On Monday, June 6th, drafts for Whatsapp experienced a significant delay in sending. This led to an incident where messages were not delivered before attached media items expired.
Our WhatsApp service experienced an overload due to a significant surge in WhatsApp messages. The service was scaling, but it couldn't keep pace with the sudden demand, resulting in elevated latency and timeouts. This, in turn, initiated retries within our service, intensifying the message load and, occasionally, generating duplicate messages. In some cases, the service timed out, but the draft creation was still successful - which caused the same messages to be retried and led to duplicate messages. Consequently, both the Drafts service and WhatsApp service on prod1 experienced considerable spikes in memory and CPU usage.
In addition, WhatsApp was returning errors about media items in some of the messages. This was due to the increased latency - the media item in some messages had expired before the message could be sent.
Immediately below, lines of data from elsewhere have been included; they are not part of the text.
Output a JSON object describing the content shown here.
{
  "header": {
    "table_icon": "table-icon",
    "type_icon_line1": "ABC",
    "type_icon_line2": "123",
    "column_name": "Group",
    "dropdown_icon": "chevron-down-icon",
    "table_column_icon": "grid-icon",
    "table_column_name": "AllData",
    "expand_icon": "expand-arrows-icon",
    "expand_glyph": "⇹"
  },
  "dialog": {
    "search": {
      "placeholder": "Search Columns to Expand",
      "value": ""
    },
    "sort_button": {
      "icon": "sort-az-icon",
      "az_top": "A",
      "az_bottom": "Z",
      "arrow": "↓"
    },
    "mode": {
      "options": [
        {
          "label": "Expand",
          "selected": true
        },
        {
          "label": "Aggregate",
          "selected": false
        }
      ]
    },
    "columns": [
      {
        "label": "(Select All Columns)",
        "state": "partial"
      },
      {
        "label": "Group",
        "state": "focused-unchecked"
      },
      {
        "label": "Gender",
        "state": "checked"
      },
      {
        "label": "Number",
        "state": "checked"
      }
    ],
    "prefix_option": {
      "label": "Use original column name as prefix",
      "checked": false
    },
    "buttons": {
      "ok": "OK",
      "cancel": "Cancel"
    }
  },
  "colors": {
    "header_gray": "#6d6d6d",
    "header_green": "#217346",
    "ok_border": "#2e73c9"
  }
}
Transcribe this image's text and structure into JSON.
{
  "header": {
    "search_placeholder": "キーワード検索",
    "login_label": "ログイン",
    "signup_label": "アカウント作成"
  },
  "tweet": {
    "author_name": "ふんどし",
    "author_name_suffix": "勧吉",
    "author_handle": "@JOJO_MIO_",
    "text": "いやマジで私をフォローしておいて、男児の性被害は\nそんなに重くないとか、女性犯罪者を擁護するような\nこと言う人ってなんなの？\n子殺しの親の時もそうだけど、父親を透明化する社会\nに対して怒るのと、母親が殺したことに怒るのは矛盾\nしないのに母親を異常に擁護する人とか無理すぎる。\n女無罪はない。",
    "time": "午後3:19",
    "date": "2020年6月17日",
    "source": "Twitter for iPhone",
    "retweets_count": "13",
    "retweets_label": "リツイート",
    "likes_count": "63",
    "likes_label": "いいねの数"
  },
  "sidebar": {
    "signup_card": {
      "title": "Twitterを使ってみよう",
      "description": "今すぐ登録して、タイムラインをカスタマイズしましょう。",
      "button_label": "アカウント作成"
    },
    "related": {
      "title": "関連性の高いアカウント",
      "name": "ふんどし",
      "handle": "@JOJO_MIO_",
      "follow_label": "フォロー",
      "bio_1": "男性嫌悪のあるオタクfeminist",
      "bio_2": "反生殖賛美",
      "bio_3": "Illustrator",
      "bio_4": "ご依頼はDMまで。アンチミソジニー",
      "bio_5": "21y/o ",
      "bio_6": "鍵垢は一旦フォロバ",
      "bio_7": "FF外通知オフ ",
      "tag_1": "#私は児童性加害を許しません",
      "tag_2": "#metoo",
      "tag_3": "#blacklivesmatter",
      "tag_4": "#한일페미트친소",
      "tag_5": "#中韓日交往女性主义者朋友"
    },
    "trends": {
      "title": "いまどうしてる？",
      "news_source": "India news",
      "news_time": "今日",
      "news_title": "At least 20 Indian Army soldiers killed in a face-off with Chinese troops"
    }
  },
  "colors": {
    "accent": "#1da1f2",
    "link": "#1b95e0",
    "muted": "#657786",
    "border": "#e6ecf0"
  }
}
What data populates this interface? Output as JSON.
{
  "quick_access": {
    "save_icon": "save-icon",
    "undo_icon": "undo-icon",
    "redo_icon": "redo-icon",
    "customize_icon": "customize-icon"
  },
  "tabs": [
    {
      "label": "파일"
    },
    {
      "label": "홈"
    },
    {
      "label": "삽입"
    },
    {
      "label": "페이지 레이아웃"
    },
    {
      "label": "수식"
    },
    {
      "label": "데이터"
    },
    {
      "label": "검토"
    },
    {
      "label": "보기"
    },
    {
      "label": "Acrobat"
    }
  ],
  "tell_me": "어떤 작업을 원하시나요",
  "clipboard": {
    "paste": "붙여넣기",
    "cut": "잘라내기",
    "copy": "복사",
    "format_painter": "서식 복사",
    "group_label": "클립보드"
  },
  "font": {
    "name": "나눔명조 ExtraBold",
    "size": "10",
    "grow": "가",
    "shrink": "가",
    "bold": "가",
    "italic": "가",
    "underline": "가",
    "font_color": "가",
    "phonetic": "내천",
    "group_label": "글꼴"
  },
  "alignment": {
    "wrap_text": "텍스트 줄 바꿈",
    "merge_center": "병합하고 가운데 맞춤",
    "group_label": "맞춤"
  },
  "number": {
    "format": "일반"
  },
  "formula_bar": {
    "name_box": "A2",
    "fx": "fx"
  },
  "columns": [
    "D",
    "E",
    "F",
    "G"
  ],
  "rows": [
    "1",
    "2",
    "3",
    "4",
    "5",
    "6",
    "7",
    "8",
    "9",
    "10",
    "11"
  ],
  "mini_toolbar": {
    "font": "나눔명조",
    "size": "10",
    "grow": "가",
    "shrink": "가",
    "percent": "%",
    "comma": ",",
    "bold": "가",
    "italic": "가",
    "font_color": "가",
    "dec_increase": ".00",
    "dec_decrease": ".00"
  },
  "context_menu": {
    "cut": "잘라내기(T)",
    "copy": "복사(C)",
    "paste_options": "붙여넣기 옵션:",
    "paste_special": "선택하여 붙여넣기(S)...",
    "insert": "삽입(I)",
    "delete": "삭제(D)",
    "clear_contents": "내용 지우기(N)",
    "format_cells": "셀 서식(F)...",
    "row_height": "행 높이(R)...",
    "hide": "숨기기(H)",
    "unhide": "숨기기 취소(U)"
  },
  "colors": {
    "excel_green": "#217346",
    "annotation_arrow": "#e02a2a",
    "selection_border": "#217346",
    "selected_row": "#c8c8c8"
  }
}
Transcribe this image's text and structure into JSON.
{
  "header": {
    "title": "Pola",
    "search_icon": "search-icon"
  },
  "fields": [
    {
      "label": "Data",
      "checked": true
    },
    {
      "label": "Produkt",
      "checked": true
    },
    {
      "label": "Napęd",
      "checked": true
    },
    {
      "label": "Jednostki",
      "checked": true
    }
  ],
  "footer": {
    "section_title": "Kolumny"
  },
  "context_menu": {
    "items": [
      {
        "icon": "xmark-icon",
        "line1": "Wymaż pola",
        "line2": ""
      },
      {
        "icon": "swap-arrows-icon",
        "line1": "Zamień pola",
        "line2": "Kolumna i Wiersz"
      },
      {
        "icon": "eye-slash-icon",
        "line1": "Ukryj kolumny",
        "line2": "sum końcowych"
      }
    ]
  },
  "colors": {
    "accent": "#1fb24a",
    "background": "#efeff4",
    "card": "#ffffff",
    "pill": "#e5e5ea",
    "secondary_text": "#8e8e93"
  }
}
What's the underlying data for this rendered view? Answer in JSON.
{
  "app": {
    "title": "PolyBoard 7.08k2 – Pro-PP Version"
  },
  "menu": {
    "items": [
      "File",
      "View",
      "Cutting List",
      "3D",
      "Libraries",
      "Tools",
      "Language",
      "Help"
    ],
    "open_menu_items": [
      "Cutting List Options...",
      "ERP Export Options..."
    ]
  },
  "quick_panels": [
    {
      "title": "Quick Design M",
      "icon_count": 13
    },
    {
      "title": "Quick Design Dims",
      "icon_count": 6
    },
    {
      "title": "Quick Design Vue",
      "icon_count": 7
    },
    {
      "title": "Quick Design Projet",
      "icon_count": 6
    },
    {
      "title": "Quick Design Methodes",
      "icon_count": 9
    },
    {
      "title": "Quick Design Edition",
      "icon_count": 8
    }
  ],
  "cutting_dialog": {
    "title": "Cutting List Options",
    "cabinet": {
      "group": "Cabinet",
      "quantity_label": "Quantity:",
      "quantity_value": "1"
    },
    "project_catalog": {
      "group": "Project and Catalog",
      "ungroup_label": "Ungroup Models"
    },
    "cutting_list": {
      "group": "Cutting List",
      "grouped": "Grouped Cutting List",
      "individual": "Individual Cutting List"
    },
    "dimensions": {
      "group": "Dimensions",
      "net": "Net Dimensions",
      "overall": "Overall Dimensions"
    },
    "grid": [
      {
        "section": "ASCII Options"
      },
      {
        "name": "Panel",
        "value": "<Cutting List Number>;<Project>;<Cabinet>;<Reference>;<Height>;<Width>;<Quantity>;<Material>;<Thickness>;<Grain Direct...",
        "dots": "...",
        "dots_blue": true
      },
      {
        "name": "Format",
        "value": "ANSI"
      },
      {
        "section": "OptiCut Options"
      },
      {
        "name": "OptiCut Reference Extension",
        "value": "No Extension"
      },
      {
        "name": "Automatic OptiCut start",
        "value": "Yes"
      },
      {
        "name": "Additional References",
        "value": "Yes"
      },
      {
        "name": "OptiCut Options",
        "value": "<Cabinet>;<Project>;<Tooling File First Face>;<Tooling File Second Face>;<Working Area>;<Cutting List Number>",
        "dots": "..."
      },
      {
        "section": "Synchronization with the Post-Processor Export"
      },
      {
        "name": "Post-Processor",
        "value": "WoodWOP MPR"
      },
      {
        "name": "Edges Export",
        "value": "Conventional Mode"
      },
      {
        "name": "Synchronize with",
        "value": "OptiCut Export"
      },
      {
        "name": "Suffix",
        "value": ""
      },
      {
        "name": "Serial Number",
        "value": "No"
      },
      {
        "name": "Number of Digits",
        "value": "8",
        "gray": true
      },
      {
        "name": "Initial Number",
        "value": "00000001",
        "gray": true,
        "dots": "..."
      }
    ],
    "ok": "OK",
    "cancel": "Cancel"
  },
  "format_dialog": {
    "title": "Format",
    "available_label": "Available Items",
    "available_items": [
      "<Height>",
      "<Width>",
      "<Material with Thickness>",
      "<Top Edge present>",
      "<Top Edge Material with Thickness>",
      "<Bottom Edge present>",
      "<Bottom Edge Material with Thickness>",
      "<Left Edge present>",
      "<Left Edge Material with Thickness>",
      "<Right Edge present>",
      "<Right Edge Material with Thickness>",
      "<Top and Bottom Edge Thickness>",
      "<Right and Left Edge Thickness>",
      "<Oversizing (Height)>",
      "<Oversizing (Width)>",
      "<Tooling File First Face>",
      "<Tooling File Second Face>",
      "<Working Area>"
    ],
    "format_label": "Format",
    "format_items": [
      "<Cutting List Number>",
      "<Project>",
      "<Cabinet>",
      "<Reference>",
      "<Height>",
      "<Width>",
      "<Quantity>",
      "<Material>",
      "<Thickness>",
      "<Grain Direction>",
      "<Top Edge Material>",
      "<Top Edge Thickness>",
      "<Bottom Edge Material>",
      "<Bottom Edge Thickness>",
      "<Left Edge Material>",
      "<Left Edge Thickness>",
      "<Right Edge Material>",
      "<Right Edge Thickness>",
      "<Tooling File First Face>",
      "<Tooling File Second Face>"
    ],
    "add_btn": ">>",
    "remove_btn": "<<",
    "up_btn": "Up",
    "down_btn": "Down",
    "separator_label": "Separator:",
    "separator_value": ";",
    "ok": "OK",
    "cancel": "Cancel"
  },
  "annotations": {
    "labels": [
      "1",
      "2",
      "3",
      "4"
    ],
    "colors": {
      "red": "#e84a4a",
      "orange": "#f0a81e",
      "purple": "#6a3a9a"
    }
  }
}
Which also caused some additional retries and exacerbated the issue.
Jun 6, 2025
1:33 PM EST Incident created.
1:41 PM EST Began investigating recent releases in WhatsApp and other related services.
1:53 PM EST Discovered spikes in WhatsApp service, not code change related.
4:03 PM EST Deployed scaling changes to WhatsApp service, spikes settled down.
4:07 PM EST Created a change to reduce the rate limit in Drafts service for WhatsApp.
7:59 PM EST Deployed rate limit change; traffic returned to healthy levels.
Duplicate Drafts Investigation - Understand why duplicate WhatsApp drafts occurred during the incident.
Scaling Enhancements - Increased scaling for WhatsApp service to better handle message bursts.
Adjusted Rate Limit - Decreased WhatsApp rate limit from 400/minute to 300/minute in Drafts service.
Media Expiration - Investigate expiration on media items and determine if it can be extended beyond that.